Group Project
Instructions
This group assignment is due no later than Friday 10/18 at 11:59pm CST. You can do the assignment either in Microsoft Excel or Python.
- If you do your assignment in Excel, please submit your spreadsheet showing your work and a pdf document with your analysis. I expect your spreadsheet and document to be formatted professionally.
- If you do your assignment in Python, please convert your Jupyter notebook to HTML and submit the HTML file. The resulting HTML file should look like this document, meaning you must use titles, proper capitalization, markdown paragraphs explaining your work, properly formatted tables and figures, equations if necessary, and full sentences.
Using ChatGPT to get the Python code to run is okay, but copy-and-pasting full paragraphs in your report is not. I strongly advise that you do this in Python since you will be able to get the code almost instantly. Also, explain each part of your code as you write your report.
Presentation will count for 40% of the grade of this assignment. I will check all assignments for plagiarism using Turnitin.
Assignment
As a group of portfolio managers at an asset management firm, you have been tasked with implementing the Treynor-Black model to construct a portfolio designed to outperform the market.
Security Selection
Begin by selecting six stocks that you believe are either underpriced or overpriced. For each stock, provide a justification for your selection, such as financial ratios suggesting mispricing, recent news events, a broker’s recommendation, or other relevant factors.
For each selected security, perform a standard OLS regression as follows: \[
R_{i} = \alpha_{i} + \beta_{i} R_{m} + e_{i},
\] where \(R_{i} = r_{i} - r_{f}\) represents the monthly excess returns for security \(i\) over the risk-free rate, and \(R_{m} = r_{m} - r_{f}\) represents the monthly excess returns of the market. Use the 13-week Treasury Bill CBOE Index (^IRX) as a proxy for the risk-free rate, and be sure to convert its annualized rate into a monthly rate compounded monthly for your calculations. For the market proxy, use the SPDR S&P 500 ETF Trust (SPY), and ensure that you use Adjusted Prices
to account for dividends when computing returns. Run the regressions using five years of historical data.

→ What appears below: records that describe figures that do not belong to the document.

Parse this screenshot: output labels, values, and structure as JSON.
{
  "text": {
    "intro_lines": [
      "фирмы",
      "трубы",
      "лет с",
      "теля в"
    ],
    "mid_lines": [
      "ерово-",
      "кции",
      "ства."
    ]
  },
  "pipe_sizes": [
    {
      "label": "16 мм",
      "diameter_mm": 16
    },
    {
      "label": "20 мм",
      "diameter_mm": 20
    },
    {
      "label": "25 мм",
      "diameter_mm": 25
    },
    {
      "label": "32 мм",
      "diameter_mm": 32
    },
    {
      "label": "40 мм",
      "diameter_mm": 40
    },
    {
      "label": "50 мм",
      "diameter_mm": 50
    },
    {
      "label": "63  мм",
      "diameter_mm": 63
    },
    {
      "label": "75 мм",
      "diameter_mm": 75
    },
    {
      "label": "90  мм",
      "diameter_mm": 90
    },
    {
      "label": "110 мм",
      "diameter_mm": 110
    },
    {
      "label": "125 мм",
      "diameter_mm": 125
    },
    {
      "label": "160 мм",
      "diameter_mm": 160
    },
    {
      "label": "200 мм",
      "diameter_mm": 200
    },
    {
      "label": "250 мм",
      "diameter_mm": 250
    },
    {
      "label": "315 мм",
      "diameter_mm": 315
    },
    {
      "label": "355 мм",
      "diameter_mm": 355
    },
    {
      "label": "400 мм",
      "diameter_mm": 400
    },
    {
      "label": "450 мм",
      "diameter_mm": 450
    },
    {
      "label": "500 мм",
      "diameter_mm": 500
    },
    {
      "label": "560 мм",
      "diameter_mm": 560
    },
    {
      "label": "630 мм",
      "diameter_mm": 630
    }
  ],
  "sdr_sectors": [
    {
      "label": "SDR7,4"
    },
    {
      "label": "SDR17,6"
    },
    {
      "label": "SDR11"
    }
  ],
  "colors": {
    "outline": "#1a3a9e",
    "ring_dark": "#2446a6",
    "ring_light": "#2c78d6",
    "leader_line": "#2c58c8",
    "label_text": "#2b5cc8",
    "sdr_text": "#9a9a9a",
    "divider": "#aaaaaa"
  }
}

I do not need to see the output of each regression. Instead, generate one table that displays the relevant information for all securities at once:
- Alpha
- Beta
- R-square
- Volatility of returns
- Firm-specific volatility
Please explain whether you are reporting monthly or annualized estimates. To compute the firm-specific volatility, you can use \[ \sigma^{2}(e_{i}) = \sigma_{i}^{2} - \beta_{i}^{2} \sigma_{M}^{2}. \] Therefore, you will also need to compute the volatility of excess market returns.
For each security, generate a scatter plot that includes the regression line. Display all your plots tighlty in a three-row two-column configuration.
Computing the Portfolio Weights
As mentioned in the slides, to solve for the Treynor-Black model you need to compute \[ \lambda = \frac{1}{\frac{\ev{R_{M}}}{\sigma^{2}_{M}} + \sum_{i = 1}^{n} \frac{\alpha_{i}}{\sigma^{2}(e_{i})} (1 - \beta_{i})}. \] You have almost all the information but still need some. First, you need an estimate of the market risk-premium \(\ev(R_{M}).\) There is no right answer to estimate this number. It is one of the big mysteries in Finance. Do a Google search or ask ChatGPT to determine an estimate for it. For the alphas, you can either use the results of your regression if you believe that past alphas are a good forecast for future alphas, or just use numbers that adjust with the views you expressed at the begining when you selected the stocks.
You can now compute the portfolio weights as \[ \begin{aligned} w_{i} & = \lambda \frac{\alpha_{i}}{\sigma^{2}(e_{i})}, \\ w_{M} & = 1 - \sum_{i = 1}^{n} w_{i}. \end{aligned} \] If your weights are too extreme, like you are shorting 200% of one stock and buying 400% of another stock, revise your alpha estimates until you are satisfied with your estimates. Finally, compute the expected return, standard deviation of returns and Sharpe ratio of your portfolio.
Conclusion
Write a convincing paragraph explaining the potential of your portfolio selection. Comment on the proportion of the portfolio that stays passive vs active, and whether the weights of the active portfolio make sense.